Being a diffusion index, the PMI means any reading above 50 indicates economic expansion, so the 57.1% March reading confirms the economy has expanded for 22-months in succession. However, that’s a 1.5% decrease from a month earlier and is the lowest reading since September 2020 (55.4%). The general theme of the March report was new orders were down 7.9% m/m and inventories up 1.9% sequentially.  

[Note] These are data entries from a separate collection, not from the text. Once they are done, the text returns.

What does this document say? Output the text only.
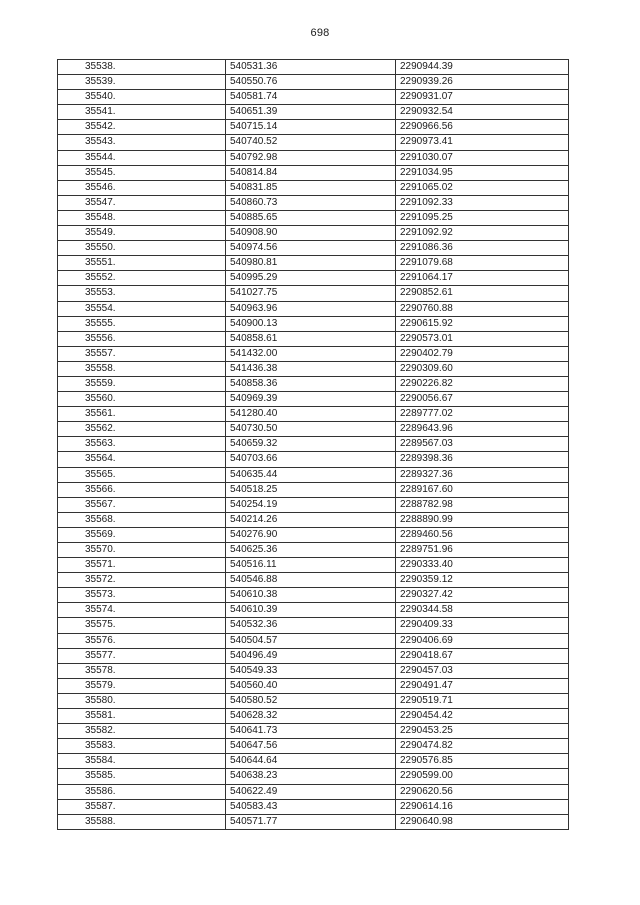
698
35538.	540531.36	2290944.39
35539.	540550.76	2290939.26
35540.	540581.74	2290931.07
35541.	540651.39	2290932.54
35542.	540715.14	2290966.56
35543.	540740.52	2290973.41
35544.	540792.98	2291030.07
35545.	540814.84	2291034.95
35546.	540831.85	2291065.02
35547.	540860.73	2291092.33
35548.	540885.65	2291095.25
35549.	540908.90	2291092.92
35550.	540974.56	2291086.36
35551.	540980.81	2291079.68
35552.	540995.29	2291064.17
35553.	541027.75	2290852.61
35554.	540963.96	2290760.88
35555.	540900.13	2290615.92
35556.	540858.61	2290573.01
35557.	541432.00	2290402.79
35558.	541436.38	2290309.60
35559.	540858.36	2290226.82
35560.	540969.39	2290056.67
35561.	541280.40	2289777.02
35562.	540730.50	2289643.96
35563.	540659.32	2289567.03
35564.	540703.66	2289398.36
35565.	540635.44	2289327.36
35566.	540518.25	2289167.60
35567.	540254.19	2288782.98
35568.	540214.26	2288890.99
35569.	540276.90	2289460.56
35570.	540625.36	2289751.96
35571.	540516.11	2290333.40
35572.	540546.88	2290359.12
35573.	540610.38	2290327.42
35574.	540610.39	2290344.58
35575.	540532.36	2290409.33
35576.	540504.57	2290406.69
35577.	540496.49	2290418.67
35578.	540549.33	2290457.03
35579.	540560.40	2290491.47
35580.	540580.52	2290519.71
35581.	540628.32	2290454.42
35582.	540641.73	2290453.25
35583.	540647.56	2290474.82
35584.	540644.64	2290576.85
35585.	540638.23	2290599.00
35586.	540622.49	2290620.56
35587.	540583.43	2290614.16
35588.	540571.77	2290640.98
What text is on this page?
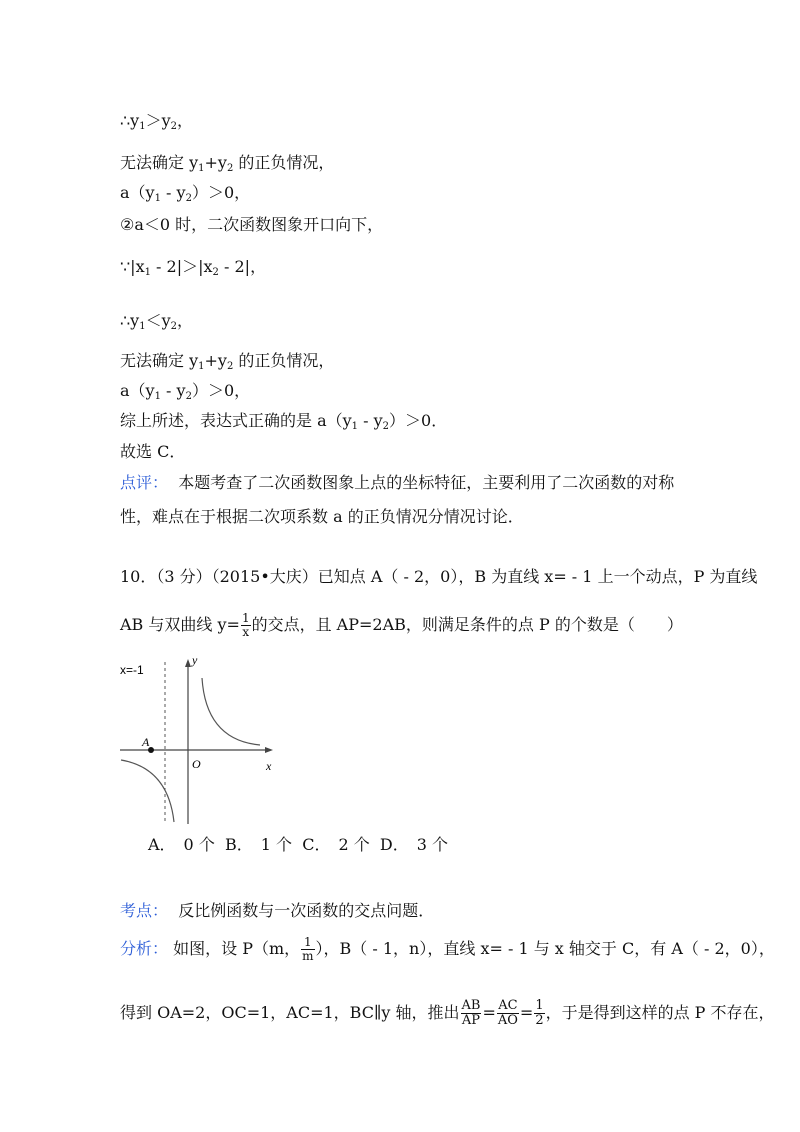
$\therefore y_1>y_2$，
无法确定 $y_1+y_2$ 的正负情况，
$a(y_1 - y_2)>0$，
②a＜0 时，二次函数图象开口向下，
$\because|x_1 - 2|>|x_2 - 2|$，
$\therefore y_1<y_2$，
无法确定 $y_1+y_2$ 的正负情况，
$a(y_1 - y_2)>0$，
综上所述，表达式正确的是 $a(y_1 - y_2)>0$．
故选 C．
点评： 本题考查了二次函数图象上点的坐标特征，主要利用了二次函数的对称
性，难点在于根据二次项系数 a 的正负情况分情况讨论．
10．（3 分）（2015•大庆）已知点 A（ - 2，0），B 为直线 x= - 1 上一个动点，P 为直线
AB 与双曲线 $y= \frac{1}{x}$ 的交点，且 AP=2AB，则满足条件的点 P 的个数是（　　）
x=-1
y
x
O
A
A．　0 个 B．　1 个 C．　2 个 D．　3 个
考点： 反比例函数与一次函数的交点问题．
分析： 如图，设 P（m， $\frac{1}{m}$ ），B（ - 1，n），直线 x= - 1 与 x 轴交于 C，有 A（ - 2，0），
得到 OA=2，OC=1，AC=1，BC∥y 轴，推出 $\frac{AB}{AP} = \frac{AC}{AO} = \frac{1}{2}$ ，于是得到这样的点 P 不存在，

“Manufacturing performed well for the 22nd straight month, with demand registering slower month-over-month growth (likely due to extended lead times) and consumption softening slightly (due to labor force improvement),” according to Timothy R. Fiore, Chair of the Institute for Supply Management. “Omicron impacts are being felt by overseas partners, and the impact on the manufacturing community is a potential headwind. The U.S. manufacturing sector remains in a demand-driven, supply chain-constrained environment. In March, progress was made to solve the labor shortage problems at all tiers of the supply chain, which will result in improved factory throughput and supplier deliveries.”

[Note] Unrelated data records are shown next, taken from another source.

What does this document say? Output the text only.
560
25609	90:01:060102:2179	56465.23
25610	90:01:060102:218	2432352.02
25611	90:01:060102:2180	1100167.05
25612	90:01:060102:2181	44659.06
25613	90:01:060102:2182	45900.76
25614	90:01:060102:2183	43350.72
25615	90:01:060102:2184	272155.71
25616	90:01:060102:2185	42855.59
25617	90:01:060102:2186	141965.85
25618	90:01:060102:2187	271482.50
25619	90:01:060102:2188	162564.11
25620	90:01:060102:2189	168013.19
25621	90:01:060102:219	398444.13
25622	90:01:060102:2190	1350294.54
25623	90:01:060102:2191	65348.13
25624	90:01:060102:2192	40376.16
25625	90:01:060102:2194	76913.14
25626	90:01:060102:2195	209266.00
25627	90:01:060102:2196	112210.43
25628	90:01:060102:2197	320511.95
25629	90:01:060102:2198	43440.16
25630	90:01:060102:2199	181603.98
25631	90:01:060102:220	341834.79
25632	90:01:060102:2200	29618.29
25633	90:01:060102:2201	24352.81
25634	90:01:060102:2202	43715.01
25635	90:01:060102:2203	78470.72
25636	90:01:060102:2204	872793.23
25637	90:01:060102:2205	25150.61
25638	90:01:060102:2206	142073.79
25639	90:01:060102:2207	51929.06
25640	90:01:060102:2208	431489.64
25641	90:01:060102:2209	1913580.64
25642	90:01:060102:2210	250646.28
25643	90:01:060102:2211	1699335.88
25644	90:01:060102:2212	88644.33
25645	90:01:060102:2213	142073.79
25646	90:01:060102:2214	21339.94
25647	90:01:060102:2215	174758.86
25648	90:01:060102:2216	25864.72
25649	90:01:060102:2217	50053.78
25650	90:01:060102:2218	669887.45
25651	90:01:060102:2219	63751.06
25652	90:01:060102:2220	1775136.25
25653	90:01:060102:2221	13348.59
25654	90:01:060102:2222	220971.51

Five of the six biggest manufacturing industries — Food, Beverage & Tobacco Products; Machinery; Transportation Equipment; Chemical Products; and Computer & Electronic Products — registered moderate-to-strong growth in March. The two industries reporting a decrease in March compared to February are Wood Products; and Petroleum & Coal Products. 

Available capacity loosens in the country’s number one port for imports from Asia. Spot rates in Los Angeles continue to slide, dropping by $0.09/mile last week to an outbound average of $2.34/mile excl. FSC. According to IHS Markit PIERS, the Ports of Los Angeles (#1) and Long Beach (#3) accounted for 34% of loaded inbound containers in March. As expected, volumes increased by just over 16% sequentially in March following the annual slowdown in February imports following the Chinese New Year celebrations. The Port of New York and New Jersey was the number two port for import volumes at 17%, recording a 22% m/m increase in March. Like on the West Coast, available capacity loosens on the East Coast, where spot rates dropped by $0.13/mile to an outbound average of $2.08/mile excl. FSC in Elizabeth, NJ.

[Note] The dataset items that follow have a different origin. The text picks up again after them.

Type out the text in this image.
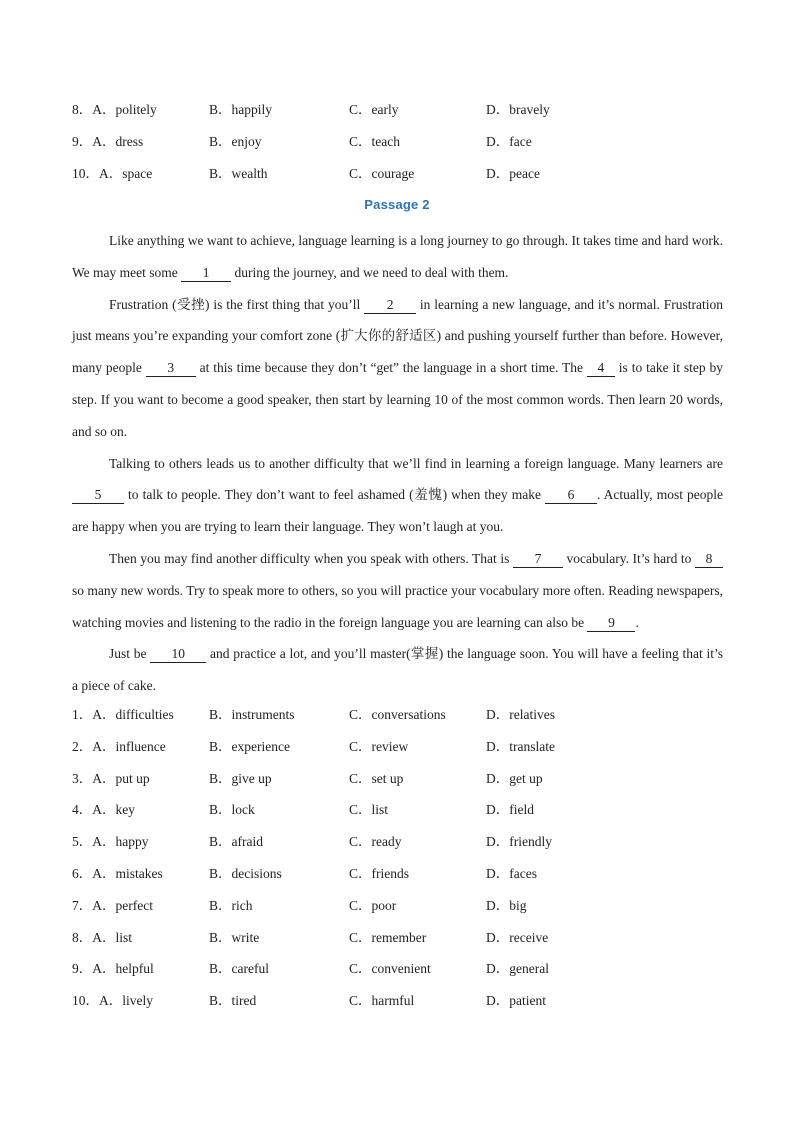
8．A．politely	B．happily	C．early	D．bravely
9．A．dress	B．enjoy	C．teach	D．face
10．A．space	B．wealth	C．courage	D．peace
Passage 2

Like anything we want to achieve, language learning is a long journey to go through. It takes time and hard work. We may meet some 1 during the journey, and we need to deal with them.

Frustration (受挫) is the first thing that you’ll 2 in learning a new language, and it’s normal. Frustration just means you’re expanding your comfort zone (扩大你的舒适区) and pushing yourself further than before. However, many people 3 at this time because they don’t “get” the language in a short time. The 4 is to take it step by step. If you want to become a good speaker, then start by learning 10 of the most common words. Then learn 20 words, and so on.

Talking to others leads us to another difficulty that we’ll find in learning a foreign language. Many learners are 5 to talk to people. They don’t want to feel ashamed (羞愧) when they make 6 . Actually, most people are happy when you are trying to learn their language. They won’t laugh at you.

Then you may find another difficulty when you speak with others. That is 7 vocabulary. It’s hard to 8 so many new words. Try to speak more to others, so you will practice your vocabulary more often. Reading newspapers, watching movies and listening to the radio in the foreign language you are learning can also be 9 .

Just be 10 and practice a lot, and you’ll master(掌握) the language soon. You will have a feeling that it’s a piece of cake.

1．A．difficulties	B．instruments	C．conversations	D．relatives
2．A．influence	B．experience	C．review	D．translate
3．A．put up	B．give up	C．set up	D．get up
4．A．key	B．lock	C．list	D．field
5．A．happy	B．afraid	C．ready	D．friendly
6．A．mistakes	B．decisions	C．friends	D．faces
7．A．perfect	B．rich	C．poor	D．big
8．A．list	B．write	C．remember	D．receive
9．A．helpful	B．careful	C．convenient	D．general
10．A．lively	B．tired	C．harmful	D．patient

Labor shortages in Los Angeles have led to what the Journal of Commerce describes as a “Southern California rail meltdown” as marine terminals and drayage operators point to a worsening rail backlog. A chassis shortage in BNSF’s Joliet, IL, rail terminal results in drivers waiting on average 69 minutes in March, seven minutes slower than in February. Neither situation has resulted in a noticeable shift in intermodal volumes to truckload – spot rates on the Los Angeles to Chicago have dropped almost $1.00/mile since the start of the year to an average of just $2.05/mile excl. FSC. That’s also $0.36/mile lower than last year.

In Huntington, WV, available capacity tightens as spot rates near $5.00/mile for loads 600-miles north to Toronto. The ripple effects from the recent Canadian blockades continue to be felt in many U.S. markets, including Huntington, which ranks Canada as their largest export trading partner for plastics, machinery, and chemicals. After averaging around $2.20/mile excl. FSC for most of 2021, dry van spot rates have jumped to $4.95/mile excl. FSC this week increasing by $0.81/mile since the start of April.

Dry van load post volumes are getting close to 2018 levels, but equipment posts are already at 2019 as last week’s load-to-truck ratio (LTR) drops again. Load post volumes decreased by 13% w/w, and equipment posts increased by almost the same amount resulting in the dry van LTR ratio dropping 20% w/w from 4.3 to 3.41. That’s now 4% below 2018 LTR levels.

Dry van spot rates turned negative year-over-year last week and are now down 3% or $0.06/mile compared to the same week the previous year. Spot rates have dropped $0.50/mile since the start of the year ending last week at a national average of $2.28/mile excl. FSC.